Under the Tara Oceans project, a team of international scientists traveled approximately 90,000 miles aboard the French schooner Tara between 2009 and 2013. They collected more than 35,000 samples of plankton, including bacteria, viruses, fish larvae, and single-cell algae from all major regions of the oceans. They discovered a world of diversity in plankton.

Most of them look something from a sci-fi movie with their sharp claws and translucent skin. Patrick Wincker, a co-author of the study, said that it was the largest DNA sequencing ever done for ocean science. Researchers identified about 40 million genes, most of them new to the science world. The team identified approximately 5,000 populations of viruses throughout the upper parts of the world’s oceans. Surprisingly, only 39 of these 5,000 viral populations resembled previously known viruses.

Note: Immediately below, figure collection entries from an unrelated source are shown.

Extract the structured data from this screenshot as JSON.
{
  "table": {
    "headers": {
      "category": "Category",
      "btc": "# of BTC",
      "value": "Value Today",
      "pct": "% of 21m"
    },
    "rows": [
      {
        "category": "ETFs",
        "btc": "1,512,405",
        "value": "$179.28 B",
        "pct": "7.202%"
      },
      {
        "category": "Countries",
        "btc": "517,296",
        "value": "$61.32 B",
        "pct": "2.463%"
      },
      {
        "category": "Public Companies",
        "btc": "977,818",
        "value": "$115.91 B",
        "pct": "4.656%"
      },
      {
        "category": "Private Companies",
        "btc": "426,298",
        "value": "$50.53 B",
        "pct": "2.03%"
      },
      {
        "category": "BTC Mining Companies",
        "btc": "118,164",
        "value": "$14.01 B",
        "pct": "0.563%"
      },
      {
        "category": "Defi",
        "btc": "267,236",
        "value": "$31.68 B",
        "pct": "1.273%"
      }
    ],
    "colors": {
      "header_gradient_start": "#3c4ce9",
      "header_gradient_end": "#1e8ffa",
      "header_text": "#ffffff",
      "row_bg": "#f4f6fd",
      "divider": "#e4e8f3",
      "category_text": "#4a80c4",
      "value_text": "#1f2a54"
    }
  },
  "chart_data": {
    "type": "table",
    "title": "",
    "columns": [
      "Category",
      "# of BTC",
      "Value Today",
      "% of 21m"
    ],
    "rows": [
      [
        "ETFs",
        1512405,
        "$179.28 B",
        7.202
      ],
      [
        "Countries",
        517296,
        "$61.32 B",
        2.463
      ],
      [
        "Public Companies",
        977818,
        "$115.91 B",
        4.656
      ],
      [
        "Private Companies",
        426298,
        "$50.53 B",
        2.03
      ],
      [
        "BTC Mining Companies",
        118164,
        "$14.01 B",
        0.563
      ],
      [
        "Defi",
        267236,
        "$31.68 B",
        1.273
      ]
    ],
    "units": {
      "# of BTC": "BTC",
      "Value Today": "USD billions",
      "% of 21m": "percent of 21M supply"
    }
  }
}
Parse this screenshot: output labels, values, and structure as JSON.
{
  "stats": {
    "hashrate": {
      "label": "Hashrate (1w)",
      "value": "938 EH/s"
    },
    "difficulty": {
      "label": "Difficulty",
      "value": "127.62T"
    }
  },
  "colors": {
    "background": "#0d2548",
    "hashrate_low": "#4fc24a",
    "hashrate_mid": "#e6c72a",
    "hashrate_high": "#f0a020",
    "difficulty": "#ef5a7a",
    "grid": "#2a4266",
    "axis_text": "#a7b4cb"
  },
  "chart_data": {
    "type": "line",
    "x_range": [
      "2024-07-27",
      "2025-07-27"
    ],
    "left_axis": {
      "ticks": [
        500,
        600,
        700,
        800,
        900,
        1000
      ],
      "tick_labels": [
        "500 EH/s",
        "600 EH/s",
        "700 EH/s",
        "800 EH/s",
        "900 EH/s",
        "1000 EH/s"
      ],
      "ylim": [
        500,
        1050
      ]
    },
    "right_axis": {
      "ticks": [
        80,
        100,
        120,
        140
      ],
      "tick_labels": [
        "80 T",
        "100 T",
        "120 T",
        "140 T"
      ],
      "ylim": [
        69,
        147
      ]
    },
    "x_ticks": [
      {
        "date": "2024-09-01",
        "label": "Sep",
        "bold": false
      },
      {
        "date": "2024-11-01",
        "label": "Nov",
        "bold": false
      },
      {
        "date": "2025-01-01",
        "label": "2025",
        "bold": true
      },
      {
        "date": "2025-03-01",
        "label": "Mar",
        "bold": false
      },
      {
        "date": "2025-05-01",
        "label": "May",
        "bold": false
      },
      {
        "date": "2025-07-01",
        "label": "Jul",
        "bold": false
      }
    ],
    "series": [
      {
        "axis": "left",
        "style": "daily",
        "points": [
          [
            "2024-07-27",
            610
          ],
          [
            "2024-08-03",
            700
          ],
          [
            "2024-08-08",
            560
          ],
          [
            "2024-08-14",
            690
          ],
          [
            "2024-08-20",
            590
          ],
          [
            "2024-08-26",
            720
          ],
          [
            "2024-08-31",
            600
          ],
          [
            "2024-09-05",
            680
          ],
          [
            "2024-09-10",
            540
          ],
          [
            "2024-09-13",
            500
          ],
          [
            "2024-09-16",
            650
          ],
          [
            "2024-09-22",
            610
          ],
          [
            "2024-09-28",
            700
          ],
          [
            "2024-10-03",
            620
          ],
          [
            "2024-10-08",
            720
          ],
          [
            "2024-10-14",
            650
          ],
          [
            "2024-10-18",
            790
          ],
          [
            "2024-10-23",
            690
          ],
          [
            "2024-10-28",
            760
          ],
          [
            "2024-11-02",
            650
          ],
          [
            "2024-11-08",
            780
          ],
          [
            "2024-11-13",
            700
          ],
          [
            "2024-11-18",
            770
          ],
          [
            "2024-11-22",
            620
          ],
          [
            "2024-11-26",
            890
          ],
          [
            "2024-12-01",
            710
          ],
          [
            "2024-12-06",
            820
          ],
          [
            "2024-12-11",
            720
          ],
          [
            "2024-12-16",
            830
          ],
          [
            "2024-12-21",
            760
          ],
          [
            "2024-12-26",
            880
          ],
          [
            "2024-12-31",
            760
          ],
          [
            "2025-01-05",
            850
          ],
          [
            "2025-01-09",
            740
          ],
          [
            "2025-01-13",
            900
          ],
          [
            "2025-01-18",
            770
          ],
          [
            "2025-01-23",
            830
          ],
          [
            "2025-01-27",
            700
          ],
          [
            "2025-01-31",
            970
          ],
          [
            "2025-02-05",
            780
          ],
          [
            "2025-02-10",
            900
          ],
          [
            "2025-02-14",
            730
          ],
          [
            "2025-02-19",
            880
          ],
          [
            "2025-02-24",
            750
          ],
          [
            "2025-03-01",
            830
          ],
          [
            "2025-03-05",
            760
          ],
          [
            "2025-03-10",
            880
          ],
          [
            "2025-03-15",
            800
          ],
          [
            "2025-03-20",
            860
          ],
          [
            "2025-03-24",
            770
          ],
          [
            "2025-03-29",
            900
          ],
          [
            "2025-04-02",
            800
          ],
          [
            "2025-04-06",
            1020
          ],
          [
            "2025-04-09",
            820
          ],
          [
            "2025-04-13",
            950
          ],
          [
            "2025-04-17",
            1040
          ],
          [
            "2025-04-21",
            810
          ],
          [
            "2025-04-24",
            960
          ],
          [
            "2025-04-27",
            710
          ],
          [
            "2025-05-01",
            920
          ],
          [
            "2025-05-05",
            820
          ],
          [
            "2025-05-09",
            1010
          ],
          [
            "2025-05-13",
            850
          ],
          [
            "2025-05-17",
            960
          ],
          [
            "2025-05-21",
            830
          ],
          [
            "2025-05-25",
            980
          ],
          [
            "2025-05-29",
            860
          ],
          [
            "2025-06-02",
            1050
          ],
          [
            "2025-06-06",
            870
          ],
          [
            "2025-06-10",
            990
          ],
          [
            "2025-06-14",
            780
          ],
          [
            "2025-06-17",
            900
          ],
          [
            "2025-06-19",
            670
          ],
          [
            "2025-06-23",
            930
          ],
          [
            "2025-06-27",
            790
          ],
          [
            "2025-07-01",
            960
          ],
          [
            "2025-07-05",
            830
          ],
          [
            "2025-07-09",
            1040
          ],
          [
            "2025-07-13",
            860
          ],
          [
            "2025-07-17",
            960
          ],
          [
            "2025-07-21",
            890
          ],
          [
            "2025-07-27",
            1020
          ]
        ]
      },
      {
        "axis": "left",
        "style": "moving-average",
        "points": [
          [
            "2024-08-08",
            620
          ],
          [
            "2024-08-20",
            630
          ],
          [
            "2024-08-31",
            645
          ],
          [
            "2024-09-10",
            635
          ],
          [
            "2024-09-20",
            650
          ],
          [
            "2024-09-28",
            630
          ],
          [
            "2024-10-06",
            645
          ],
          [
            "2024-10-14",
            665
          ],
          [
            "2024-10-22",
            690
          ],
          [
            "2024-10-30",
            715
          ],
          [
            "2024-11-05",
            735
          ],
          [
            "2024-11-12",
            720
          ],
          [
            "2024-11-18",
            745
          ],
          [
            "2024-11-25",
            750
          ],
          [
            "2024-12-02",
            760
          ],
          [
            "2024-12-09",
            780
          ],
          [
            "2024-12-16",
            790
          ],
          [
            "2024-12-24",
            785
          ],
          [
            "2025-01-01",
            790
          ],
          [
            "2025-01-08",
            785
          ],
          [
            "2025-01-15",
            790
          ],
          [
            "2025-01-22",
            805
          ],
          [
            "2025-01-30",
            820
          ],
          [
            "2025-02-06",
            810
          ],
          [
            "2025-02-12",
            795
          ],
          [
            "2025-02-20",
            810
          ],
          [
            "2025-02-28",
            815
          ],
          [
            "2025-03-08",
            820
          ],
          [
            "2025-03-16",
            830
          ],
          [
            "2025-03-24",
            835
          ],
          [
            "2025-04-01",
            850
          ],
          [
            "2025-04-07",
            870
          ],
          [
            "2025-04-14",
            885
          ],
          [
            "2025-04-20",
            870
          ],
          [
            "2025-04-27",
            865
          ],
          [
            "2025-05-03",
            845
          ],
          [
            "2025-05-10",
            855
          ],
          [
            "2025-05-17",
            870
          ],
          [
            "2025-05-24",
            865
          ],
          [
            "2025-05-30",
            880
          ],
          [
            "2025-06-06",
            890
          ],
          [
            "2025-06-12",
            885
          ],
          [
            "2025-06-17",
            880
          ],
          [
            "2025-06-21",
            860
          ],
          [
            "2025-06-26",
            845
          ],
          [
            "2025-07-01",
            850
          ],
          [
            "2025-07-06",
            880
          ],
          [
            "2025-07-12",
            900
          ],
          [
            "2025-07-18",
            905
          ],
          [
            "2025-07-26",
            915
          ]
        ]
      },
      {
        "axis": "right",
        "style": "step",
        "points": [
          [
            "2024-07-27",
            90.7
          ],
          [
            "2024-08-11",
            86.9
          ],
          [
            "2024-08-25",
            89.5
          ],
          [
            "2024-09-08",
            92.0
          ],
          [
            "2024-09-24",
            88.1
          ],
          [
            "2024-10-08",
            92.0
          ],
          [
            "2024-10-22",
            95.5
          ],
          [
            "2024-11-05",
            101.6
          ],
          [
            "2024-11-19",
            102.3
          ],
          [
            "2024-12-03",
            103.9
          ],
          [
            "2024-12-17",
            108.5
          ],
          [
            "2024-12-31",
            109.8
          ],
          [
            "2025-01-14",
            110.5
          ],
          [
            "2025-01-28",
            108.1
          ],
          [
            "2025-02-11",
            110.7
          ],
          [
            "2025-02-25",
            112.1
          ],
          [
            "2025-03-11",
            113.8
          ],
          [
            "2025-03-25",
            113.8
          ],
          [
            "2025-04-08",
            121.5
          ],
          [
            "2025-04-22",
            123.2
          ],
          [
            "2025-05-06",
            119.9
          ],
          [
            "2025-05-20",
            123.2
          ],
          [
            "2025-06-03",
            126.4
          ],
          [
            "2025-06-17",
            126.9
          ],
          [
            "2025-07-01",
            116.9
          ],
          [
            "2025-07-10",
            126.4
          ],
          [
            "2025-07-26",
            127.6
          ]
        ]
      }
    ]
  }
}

Why are plankton so important

Scientists not only studied the diversity of plankton, but also interactions between tiny life forms in oceans. Jeroen Raes of the Flanders Institute for Biotechnology said most of these interactions are parasitic in nature, recycling nutrients in the food chain. Scientists said that the study delivered “compelling evidence for extensive networks of previously hidden biological interactions in the sea.”

Why are plankton so important? They are the favorite food of whales, and they play an extremely important role in regulating the climate. Plankton produce almost 50% of the world’s oxygen generated by photosynthesis. They also absorb greenhouse gases such as carbon dioxide. Plankton form the backbone of marine food chain.

Researchers also studied the impact of environmental factors such as pH, temperature, and nutrients on these tiny creatures.